A lot of these functions I don’t even use, yet here they are, making my binary more suspicious. To get past this, you need to remove the CRT library which will get rid of all the DLLs and unused functions from your Import Address Table (IAT). The downside to this is that your need to make sure you have custom implementations of the removed functions. To be so real, Google and ChatGPT are your best friends here. They can cook something up that you can slightly modify to get working with your code quickly.

I also suggest removing debug information and remember to disable security checks because you will get errors if you leave security checks enabled and have the CRT library removed.

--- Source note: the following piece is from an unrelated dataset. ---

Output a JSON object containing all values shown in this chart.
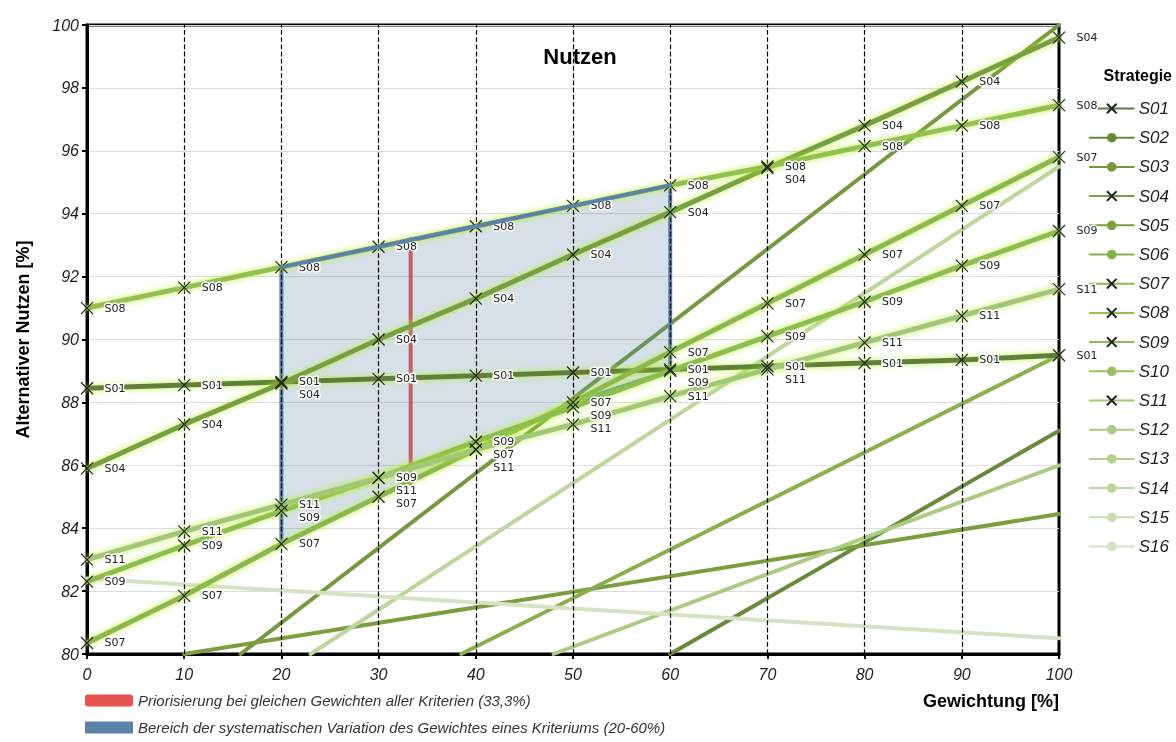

Additionally I wanted to compare Falcon and MDE here. Falcon is a lot more sensitive to entropy than MDE. For example I stored my shellcode in the resource section of my binary and Falcon flagged it immediately, resulting in me having to stage the payload. However, MDE didn’t care when I had 100kb of encrypted shellcode in my resource section. It said absolutely nothing suspicious going on here!


Wrapping Up

The combination of these techniques resulted in me bypassing both Microsoft Defender for Endpoint and CrowdStrike Falcon for initial access and obtaining command execution for simple commands without generating any alerts.

Of course I still have a lot to learn as I dive deeper into malware development but this has been a great journey so far. I also need to develop my own post-exploitation tools to avoid detection when trying to perform extremely malicious actions like dumping LSASS.

I really hope this blog was able to explain some topics at a high level, and maybe it also helps someone understand the different types of techniques necessary to bypass these security solutions.